Thabo Mbeki voudrait conserver la tête du parti au pouvoir. Mais le très populaire Jacob Zuma, malgré des soupçons de corruption, a le soutien de l'aile gauche du parti.
« COMMUNIST : to be or not to be » Voilà la question qui se pose aujourd'hui derrière les débats de succession du tout-puissant Congrès national africain (ANC). Malgré le sérieux revers qu'il vient de subir de la part de sa base, le président Thabo Mbeki entend bien garder la tête du parti au pouvoir en Afrique du Sud. L'ex-mouvement de libération, qui fêtera ses 95 ans cette année, a de plus en plus de mal à faire le grand écart entre des militants de plus en plus à gauche et une direction convaincue des bienfaits du capitalisme économique.
Réunis en congrès le week-end dernier près de Johannesburg, les 1 500 délégués de l'ANC, venus de tout le pays, étaient censés définir le programme de leur parti pour les cinq années à venir. Mais les questions de succession ont volé la vedette à tous les autres thèmes socioéconomiques. « Il y a un accord général selon lequel le président de l'ANC devrait être de préférence le candidat à la présidence de la République », déclarait le secrétaire général du parti, Kgalema Motlanthe, après le vote de la motion. Thabo Mbeki, ne pouvant légalement briguer un troisième mandat présidentiel en 2009, serait donc de facto exclu de la liste.

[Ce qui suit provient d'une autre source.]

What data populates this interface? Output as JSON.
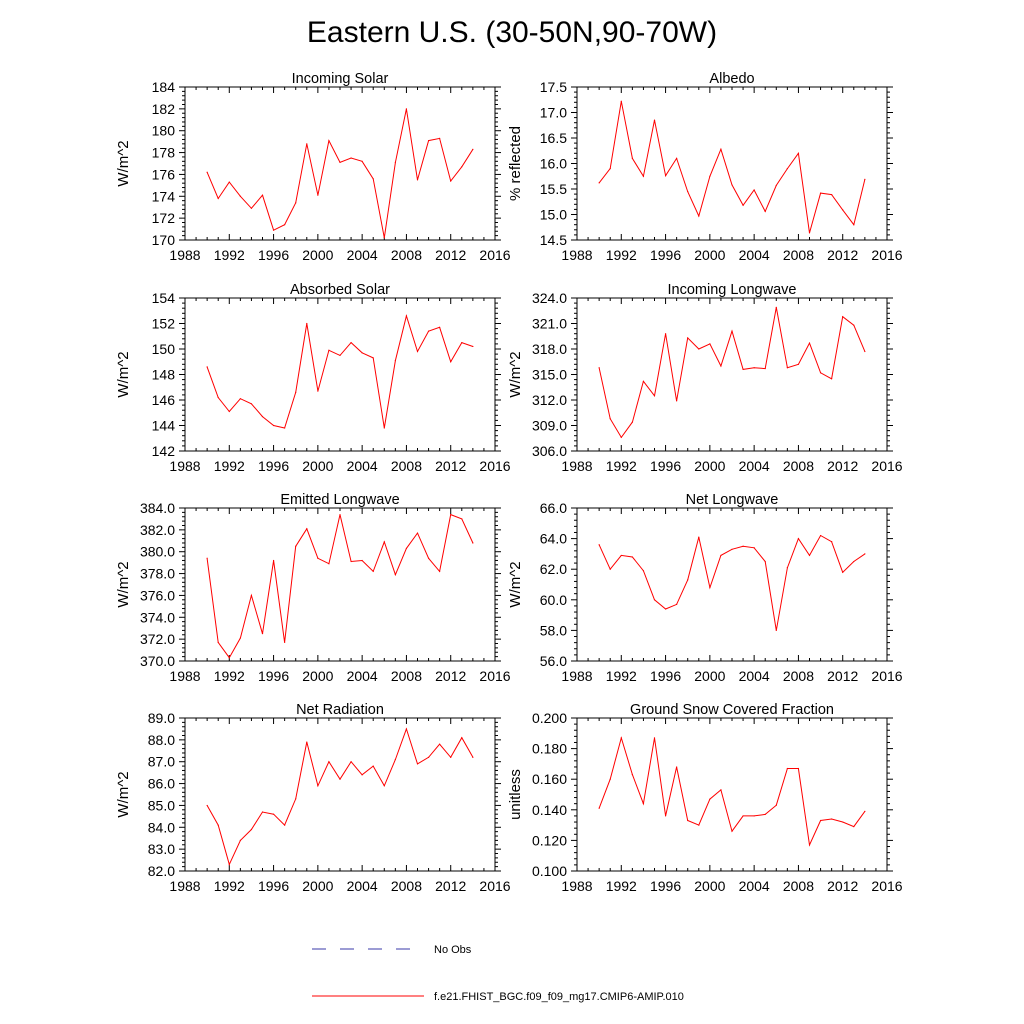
{
  "figure": {
    "title": "Eastern U.S. (30-50N,90-70W)",
    "series_color": "#ff0000",
    "obs_color": "#3a3aaa"
  },
  "legend": {
    "obs_label": "No Obs",
    "model_label": "f.e21.FHIST_BGC.f09_f09_mg17.CMIP6-AMIP.010"
  },
  "chart_data": [
    {
      "type": "line",
      "title": "Incoming Solar",
      "ylabel": "W/m^2",
      "xlabel": "",
      "xlim": [
        1988,
        2016
      ],
      "xticks": [
        1988,
        1992,
        1996,
        2000,
        2004,
        2008,
        2012,
        2016
      ],
      "ylim": [
        170,
        184
      ],
      "yticks": [
        170,
        172,
        174,
        176,
        178,
        180,
        182,
        184
      ],
      "ytick_decimals": 0,
      "x": [
        1990,
        1991,
        1992,
        1993,
        1994,
        1995,
        1996,
        1997,
        1998,
        1999,
        2000,
        2001,
        2002,
        2003,
        2004,
        2005,
        2006,
        2007,
        2008,
        2009,
        2010,
        2011,
        2012,
        2013,
        2014
      ],
      "series": [
        {
          "name": "f.e21.FHIST_BGC.f09_f09_mg17.CMIP6-AMIP.010",
          "values": [
            176.2,
            173.8,
            175.3,
            174.0,
            172.9,
            174.1,
            170.9,
            171.4,
            173.4,
            178.8,
            174.1,
            179.1,
            177.1,
            177.5,
            177.2,
            175.6,
            170.2,
            177.1,
            182.0,
            175.5,
            179.1,
            179.3,
            175.4,
            176.7,
            178.3
          ]
        }
      ]
    },
    {
      "type": "line",
      "title": "Albedo",
      "ylabel": "% reflected",
      "xlabel": "",
      "xlim": [
        1988,
        2016
      ],
      "xticks": [
        1988,
        1992,
        1996,
        2000,
        2004,
        2008,
        2012,
        2016
      ],
      "ylim": [
        14.5,
        17.5
      ],
      "yticks": [
        14.5,
        15.0,
        15.5,
        16.0,
        16.5,
        17.0,
        17.5
      ],
      "ytick_decimals": 1,
      "x": [
        1990,
        1991,
        1992,
        1993,
        1994,
        1995,
        1996,
        1997,
        1998,
        1999,
        2000,
        2001,
        2002,
        2003,
        2004,
        2005,
        2006,
        2007,
        2008,
        2009,
        2010,
        2011,
        2012,
        2013,
        2014
      ],
      "series": [
        {
          "name": "f.e21.FHIST_BGC.f09_f09_mg17.CMIP6-AMIP.010",
          "values": [
            15.62,
            15.9,
            17.22,
            16.1,
            15.75,
            16.85,
            15.76,
            16.1,
            15.45,
            14.97,
            15.75,
            16.28,
            15.58,
            15.18,
            15.48,
            15.06,
            15.57,
            15.9,
            16.2,
            14.64,
            15.42,
            15.39,
            15.09,
            14.8,
            15.69
          ]
        }
      ]
    },
    {
      "type": "line",
      "title": "Absorbed Solar",
      "ylabel": "W/m^2",
      "xlabel": "",
      "xlim": [
        1988,
        2016
      ],
      "xticks": [
        1988,
        1992,
        1996,
        2000,
        2004,
        2008,
        2012,
        2016
      ],
      "ylim": [
        142,
        154
      ],
      "yticks": [
        142,
        144,
        146,
        148,
        150,
        152,
        154
      ],
      "ytick_decimals": 0,
      "x": [
        1990,
        1991,
        1992,
        1993,
        1994,
        1995,
        1996,
        1997,
        1998,
        1999,
        2000,
        2001,
        2002,
        2003,
        2004,
        2005,
        2006,
        2007,
        2008,
        2009,
        2010,
        2011,
        2012,
        2013,
        2014
      ],
      "series": [
        {
          "name": "f.e21.FHIST_BGC.f09_f09_mg17.CMIP6-AMIP.010",
          "values": [
            148.6,
            146.2,
            145.1,
            146.1,
            145.7,
            144.7,
            144.0,
            143.8,
            146.6,
            152.0,
            146.7,
            149.9,
            149.5,
            150.5,
            149.7,
            149.3,
            143.8,
            149.1,
            152.6,
            149.8,
            151.4,
            151.7,
            149.0,
            150.5,
            150.2
          ]
        }
      ]
    },
    {
      "type": "line",
      "title": "Incoming Longwave",
      "ylabel": "W/m^2",
      "xlabel": "",
      "xlim": [
        1988,
        2016
      ],
      "xticks": [
        1988,
        1992,
        1996,
        2000,
        2004,
        2008,
        2012,
        2016
      ],
      "ylim": [
        306,
        324
      ],
      "yticks": [
        306,
        309,
        312,
        315,
        318,
        321,
        324
      ],
      "ytick_decimals": 1,
      "x": [
        1990,
        1991,
        1992,
        1993,
        1994,
        1995,
        1996,
        1997,
        1998,
        1999,
        2000,
        2001,
        2002,
        2003,
        2004,
        2005,
        2006,
        2007,
        2008,
        2009,
        2010,
        2011,
        2012,
        2013,
        2014
      ],
      "series": [
        {
          "name": "f.e21.FHIST_BGC.f09_f09_mg17.CMIP6-AMIP.010",
          "values": [
            315.8,
            309.8,
            307.6,
            309.4,
            314.2,
            312.5,
            319.8,
            311.9,
            319.3,
            318.0,
            318.6,
            316.0,
            320.1,
            315.6,
            315.8,
            315.7,
            322.9,
            315.8,
            316.2,
            318.7,
            315.2,
            314.5,
            321.8,
            320.8,
            317.7
          ]
        }
      ]
    },
    {
      "type": "line",
      "title": "Emitted Longwave",
      "ylabel": "W/m^2",
      "xlabel": "",
      "xlim": [
        1988,
        2016
      ],
      "xticks": [
        1988,
        1992,
        1996,
        2000,
        2004,
        2008,
        2012,
        2016
      ],
      "ylim": [
        370,
        384
      ],
      "yticks": [
        370,
        372,
        374,
        376,
        378,
        380,
        382,
        384
      ],
      "ytick_decimals": 1,
      "x": [
        1990,
        1991,
        1992,
        1993,
        1994,
        1995,
        1996,
        1997,
        1998,
        1999,
        2000,
        2001,
        2002,
        2003,
        2004,
        2005,
        2006,
        2007,
        2008,
        2009,
        2010,
        2011,
        2012,
        2013,
        2014
      ],
      "series": [
        {
          "name": "f.e21.FHIST_BGC.f09_f09_mg17.CMIP6-AMIP.010",
          "values": [
            379.4,
            371.7,
            370.3,
            372.1,
            376.0,
            372.5,
            379.2,
            371.7,
            380.5,
            382.1,
            379.4,
            378.9,
            383.4,
            379.1,
            379.2,
            378.2,
            380.9,
            377.9,
            380.3,
            381.7,
            379.4,
            378.2,
            383.4,
            383.0,
            380.8
          ]
        }
      ]
    },
    {
      "type": "line",
      "title": "Net Longwave",
      "ylabel": "W/m^2",
      "xlabel": "",
      "xlim": [
        1988,
        2016
      ],
      "xticks": [
        1988,
        1992,
        1996,
        2000,
        2004,
        2008,
        2012,
        2016
      ],
      "ylim": [
        56,
        66
      ],
      "yticks": [
        56,
        58,
        60,
        62,
        64,
        66
      ],
      "ytick_decimals": 1,
      "x": [
        1990,
        1991,
        1992,
        1993,
        1994,
        1995,
        1996,
        1997,
        1998,
        1999,
        2000,
        2001,
        2002,
        2003,
        2004,
        2005,
        2006,
        2007,
        2008,
        2009,
        2010,
        2011,
        2012,
        2013,
        2014
      ],
      "series": [
        {
          "name": "f.e21.FHIST_BGC.f09_f09_mg17.CMIP6-AMIP.010",
          "values": [
            63.6,
            62.0,
            62.9,
            62.8,
            61.9,
            60.0,
            59.4,
            59.7,
            61.3,
            64.1,
            60.8,
            62.9,
            63.3,
            63.5,
            63.4,
            62.5,
            58.0,
            62.1,
            64.0,
            62.9,
            64.2,
            63.8,
            61.8,
            62.5,
            63.0
          ]
        }
      ]
    },
    {
      "type": "line",
      "title": "Net Radiation",
      "ylabel": "W/m^2",
      "xlabel": "",
      "xlim": [
        1988,
        2016
      ],
      "xticks": [
        1988,
        1992,
        1996,
        2000,
        2004,
        2008,
        2012,
        2016
      ],
      "ylim": [
        82,
        89
      ],
      "yticks": [
        82,
        83,
        84,
        85,
        86,
        87,
        88,
        89
      ],
      "ytick_decimals": 1,
      "x": [
        1990,
        1991,
        1992,
        1993,
        1994,
        1995,
        1996,
        1997,
        1998,
        1999,
        2000,
        2001,
        2002,
        2003,
        2004,
        2005,
        2006,
        2007,
        2008,
        2009,
        2010,
        2011,
        2012,
        2013,
        2014
      ],
      "series": [
        {
          "name": "f.e21.FHIST_BGC.f09_f09_mg17.CMIP6-AMIP.010",
          "values": [
            85.0,
            84.1,
            82.3,
            83.4,
            83.9,
            84.7,
            84.6,
            84.1,
            85.3,
            87.9,
            85.9,
            87.0,
            86.2,
            87.0,
            86.4,
            86.8,
            85.9,
            87.1,
            88.5,
            86.9,
            87.2,
            87.8,
            87.2,
            88.1,
            87.2
          ]
        }
      ]
    },
    {
      "type": "line",
      "title": "Ground Snow Covered Fraction",
      "ylabel": "unitless",
      "xlabel": "",
      "xlim": [
        1988,
        2016
      ],
      "xticks": [
        1988,
        1992,
        1996,
        2000,
        2004,
        2008,
        2012,
        2016
      ],
      "ylim": [
        0.1,
        0.2
      ],
      "yticks": [
        0.1,
        0.12,
        0.14,
        0.16,
        0.18,
        0.2
      ],
      "ytick_decimals": 3,
      "x": [
        1990,
        1991,
        1992,
        1993,
        1994,
        1995,
        1996,
        1997,
        1998,
        1999,
        2000,
        2001,
        2002,
        2003,
        2004,
        2005,
        2006,
        2007,
        2008,
        2009,
        2010,
        2011,
        2012,
        2013,
        2014
      ],
      "series": [
        {
          "name": "f.e21.FHIST_BGC.f09_f09_mg17.CMIP6-AMIP.010",
          "values": [
            0.141,
            0.16,
            0.187,
            0.163,
            0.144,
            0.187,
            0.136,
            0.168,
            0.133,
            0.13,
            0.147,
            0.153,
            0.126,
            0.136,
            0.136,
            0.137,
            0.143,
            0.167,
            0.167,
            0.117,
            0.133,
            0.134,
            0.132,
            0.129,
            0.139
          ]
        }
      ]
    }
  ]
}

« Le principe le plus important qui sous-tend les discussions est que le droit des militants à élire leurs dirigeants est sacro-saint », a souligné Kgalema Motlanthe.
Discours populiste
Si les délégués ont consacré une journée sur trois à débattre de la procédure de succession, c'est que le leadership du parti n'est plus en phase avec sa base. Critiqué pour ses tendances libérales et ses méthodes de technocrate, Thabo Mbeki n'a jamais vraiment fait l'unanimité chez les militants.
Mais grâce au parrainage de Nelson Mandela dans ses premières années de gouvernance, puis au centralisme protecteur des instances dirigeantes, le chef de l'État avait pu, jusque-là, étouffer les dissensions du parti.
Sur l'aile gauche du parti, le très populaire Jacob Zuma, vice-président du parti, a pourtant pris de plus en plus d'ampleur. Malgré un procès pour viol - où il a obtenu l'acquittement -, et une enquête pour corruption encore en cours à son encontre, Jacob Zuma est resté le principal rival politique du président Thabo Mbeki. Son discours populiste séduit les plus pauvres qui se considèrent comme les oubliés de la croissance.
« L'économie a explosé. Il y a un petit nombre de gens qui sont devenus très riches, mais l'essentiel de la population n'a pas vraiment bénéficié de ces richesses. Les prochains leaders du parti doivent trouver les mesures adéquates de redistribution », explique Patrick Craven. Le porte-parole du Parti communiste sud-africain (SACP) assure que débat de succession et questions socio-économiques sont inséparables.
Pour preuve, le pays sort de la plus grande grève de son histoire. Plus de 700 000 fonctionnaires, docteurs, ou enseignants du service public ont tenu la rue pendant plus d'un mois pour obtenir du gouvernement des hausses de salaires.
Face à une ANC divisée, la centrale syndicale Cosatu (South African Convention of Trade Unions) a tenu à montrer que l'ANC ne pourra jamais gouverner sans l'assentiment de son bras syndical.
Depuis sa création, la triple alliance qui réunit le mouvement de libération ANC, la centrale syndicale Cosatu et le Parti communiste sud-africain, SACP, a connu bien des turbulences. Sa viabilité est à nouveau sur la sellette.
Certains politiciens de l'opposition blanche souhaitent ardemment la rupture pour mettre fin à un régime de parti unique qui étouffe toute vie politique réelle. D'autres, plus à gauche, estiment que le pays a toujours besoin de cette alliance pour consolider une démocratie encore fragile ou les inégalités ne font que s'accroître.
Reste que les « recommandations » des militants, qui empêcheraient
Thabo Mbeki de garder la tête du parti, n'ont rien de définitif. Elles
doivent être renvoyées à la base pour faire l'objet de nouveaux débats.
Elles devront ensuite être votées par le congrès du parti en décembre
prochain. « Si
les dirigeants du parti pensent que les intérêts de l'ANC et du pays
seront mieux servis par quelqu'un d'autre, pas de problème », avait rétorqué le chef de l'État à la chaîne publique SABC. « Mais s'ils disent :»vous devriez rester*, pour je ne sais quelle bonne raison, ça pourrait être bien aussi. »
Pour le chef de l'État, qu'importe la base si les dirigeants du parti
lui demandent de rester. Le fossé ne fait que se creuser. Les six
prochains mois risquent d'être animés.